The structural barriers of providing cash relief
THRIVE East of the River strives to be a place-based, racially equitable model for rapid emergency response that communities across the nation can adapt to their own contexts. And although we are only a few months into the program, we have learned some important lessons.
The most important lesson so far has been ensuring that cash transfers to families do not endanger existing government benefits such as Medicaid, Social Security Disability Insurance, or affordable housing subsidies. Many of these government programs have strict asset limits which can be as low as $2,000, which acts as a structural barrier and disincentive for residents to build wealth and achieve economic mobility. To address this issue, our cash disbursements are considered non-taxable gifts, and we connect participants with professional benefits attorneys to identify potential risks and provide counseling. For instance, food assistance programs such as SNAP or WIC can be restarted fairly easily if lost, but Social Security Disability Insurance can be very challenging to restart if kicked out of the program.
We are learning many other lessons along the way, which we will embed into an Urban Institute-led evaluation designed to document the effectiveness of the initiative, provide real-time data to inform ongoing program design and management, and formalize a model that can be replicated by other municipalities. Importantly, we will be training Ward 8 residents to assist with the evaluation as paid researchers, in order to ensure their perspectives are centered in any resulting model.
Trusting residents—and each other—to achieve justice
Early on in developing the THRIVE program, it became clear that each of our organizations must work from the same approach: one rooted in justice and racial equity, and dedicated to increasing the long-term financial stability of Ward 8 families. Over a series of virtual sessions, the directors of each nonprofit came together to create four shared values:
- We value the power of our residents to make their own decisions
- We treat our community with respect
- We will always act with integrity
- We believe in a racially and economically equitable community
These values have been critical to implementing THRIVE. For instance, when thinking about how to best provide funds to families, we took our first value—trusting residents to make their own decision—to mean that participants should be empowered to choose how they receive their relief.

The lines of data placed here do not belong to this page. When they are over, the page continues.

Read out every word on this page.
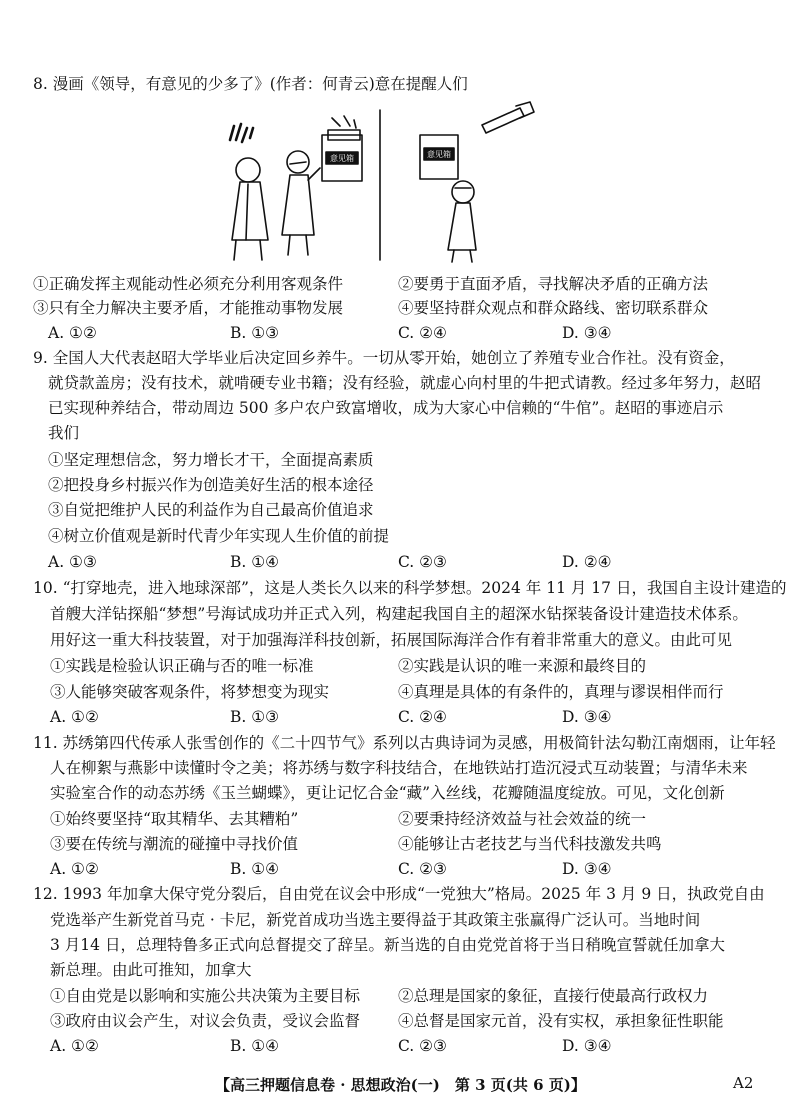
8. 漫画《领导，有意见的少多了》(作者：何青云)意在提醒人们
意见箱	意见箱
①正确发挥主观能动性必须充分利用客观条件	②要勇于直面矛盾，寻找解决矛盾的正确方法
③只有全力解决主要矛盾，才能推动事物发展	④要坚持群众观点和群众路线、密切联系群众
A. ①②	B. ①③	C. ②④	D. ③④
9. 全国人大代表赵昭大学毕业后决定回乡养牛。一切从零开始，她创立了养殖专业合作社。没有资金，
就贷款盖房；没有技术，就啃硬专业书籍；没有经验，就虚心向村里的牛把式请教。经过多年努力，赵昭
已实现种养结合，带动周边 500 多户农户致富增收，成为大家心中信赖的“牛倌”。赵昭的事迹启示
我们
①坚定理想信念，努力增长才干，全面提高素质
②把投身乡村振兴作为创造美好生活的根本途径
③自觉把维护人民的利益作为自己最高价值追求
④树立价值观是新时代青少年实现人生价值的前提
A. ①③	B. ①④	C. ②③	D. ②④
10. “打穿地壳，进入地球深部”，这是人类长久以来的科学梦想。2024 年 11 月 17 日，我国自主设计建造的
首艘大洋钻探船“梦想”号海试成功并正式入列，构建起我国自主的超深水钻探装备设计建造技术体系。
用好这一重大科技装置，对于加强海洋科技创新，拓展国际海洋合作有着非常重大的意义。由此可见
①实践是检验认识正确与否的唯一标准	②实践是认识的唯一来源和最终目的
③人能够突破客观条件，将梦想变为现实	④真理是具体的有条件的，真理与谬误相伴而行
A. ①②	B. ①③	C. ②④	D. ③④
11. 苏绣第四代传承人张雪创作的《二十四节气》系列以古典诗词为灵感，用极简针法勾勒江南烟雨，让年轻
人在柳絮与燕影中读懂时令之美；将苏绣与数字科技结合，在地铁站打造沉浸式互动装置；与清华未来
实验室合作的动态苏绣《玉兰蝴蝶》，更让记忆合金“藏”入丝线，花瓣随温度绽放。可见，文化创新
①始终要坚持“取其精华、去其糟粕”	②要秉持经济效益与社会效益的统一
③要在传统与潮流的碰撞中寻找价值	④能够让古老技艺与当代科技激发共鸣
A. ①②	B. ①④	C. ②③	D. ③④
12. 1993 年加拿大保守党分裂后，自由党在议会中形成“一党独大”格局。2025 年 3 月 9 日，执政党自由
党选举产生新党首马克 · 卡尼，新党首成功当选主要得益于其政策主张赢得广泛认可。当地时间
3 月14 日，总理特鲁多正式向总督提交了辞呈。新当选的自由党党首将于当日稍晚宣誓就任加拿大
新总理。由此可推知，加拿大
①自由党是以影响和实施公共决策为主要目标 ②总理是国家的象征，直接行使最高行政权力
③政府由议会产生，对议会负责，受议会监督 ④总督是国家元首，没有实权，承担象征性职能
A. ①②	B. ①④	C. ②③	D. ③④
【高三押题信息卷 · 思想政治(一)　第 3 页(共 6 页)】	A2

They can select to have the $5,500 wired to their bank account upfront or in monthly installments over six months, or they have the choice to receive funds on a prepaid debit card. Importantly, these funds are provided with absolutely no strings attached, as we believe that participating families know best where to allocate the money, whether for rent, food, school supplies, or assisting family members.

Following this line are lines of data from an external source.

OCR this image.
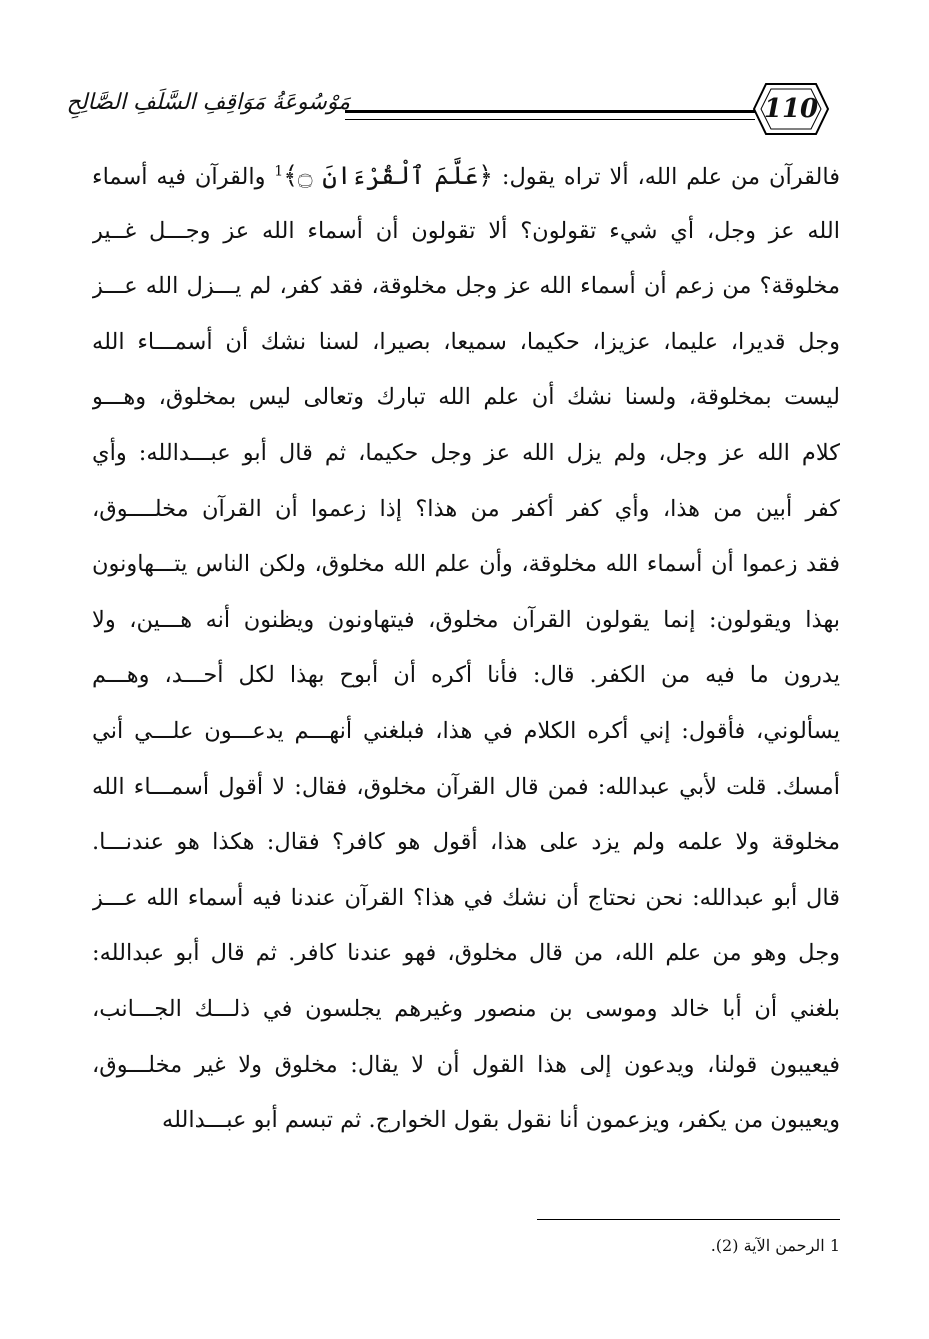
مَوْسُوعَةُ مَوَاقِفِ السَّلَفِ الصَّالِحِ	110
فالقرآن من علم الله، ألا تراه يقول: ﴿عَلَّمَ ٱلْقُرْءَانَ ۝﴾$^1$ والقرآن فيه أسماء
الله عز وجل، أي شيء تقولون؟ ألا تقولون أن أسماء الله عز وجـــل غــير
مخلوقة؟ من زعم أن أسماء الله عز وجل مخلوقة، فقد كفر، لم يـــزل الله عـــز
وجل قديرا، عليما، عزيزا، حكيما، سميعا، بصيرا، لسنا نشك أن أسمـــاء الله
ليست بمخلوقة، ولسنا نشك أن علم الله تبارك وتعالى ليس بمخلوق، وهـــو
كلام الله عز وجل، ولم يزل الله عز وجل حكيما، ثم قال أبو عبـــدالله: وأي
كفر أبين من هذا، وأي كفر أكفر من هذا؟ إذا زعموا أن القرآن مخلــــوق،
فقد زعموا أن أسماء الله مخلوقة، وأن علم الله مخلوق، ولكن الناس يتـــهاونون
بهذا ويقولون: إنما يقولون القرآن مخلوق، فيتهاونون ويظنون أنه هـــين، ولا
يدرون ما فيه من الكفر. قال: فأنا أكره أن أبوح بهذا لكل أحـــد، وهـــم
يسألوني، فأقول: إني أكره الكلام في هذا، فبلغني أنهـــم يدعـــون علـــي أني
أمسك. قلت لأبي عبدالله: فمن قال القرآن مخلوق، فقال: لا أقول أسمـــاء الله
مخلوقة ولا علمه ولم يزد على هذا، أقول هو كافر؟ فقال: هكذا هو عندنـــا.
قال أبو عبدالله: نحن نحتاج أن نشك في هذا؟ القرآن عندنا فيه أسماء الله عـــز
وجل وهو من علم الله، من قال مخلوق، فهو عندنا كافر. ثم قال أبو عبدالله:
بلغني أن أبا خالد وموسى بن منصور وغيرهم يجلسون في ذلـــك الجـــانب،
فيعيبون قولنا، ويدعون إلى هذا القول أن لا يقال: مخلوق ولا غير مخلـــوق،
ويعيبون من يكفر، ويزعمون أنا نقول بقول الخوارج. ثم تبسم أبو عبـــدالله
1 الرحمن الآية (2).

Finally, it’s been important to build a trusting partnership between our place-based organizations. For the last several months, we have had weekly virtual meetings to address issues that arise, share successful solutions, and build a sense of camaraderie and shared commitment to uplifting Ward 8 families. These conversations are already leading to new ideas for further collaboration.
By working closely with each other and with the community we are serving, we can ensure that residents don’t just survive this crisis, but thrive.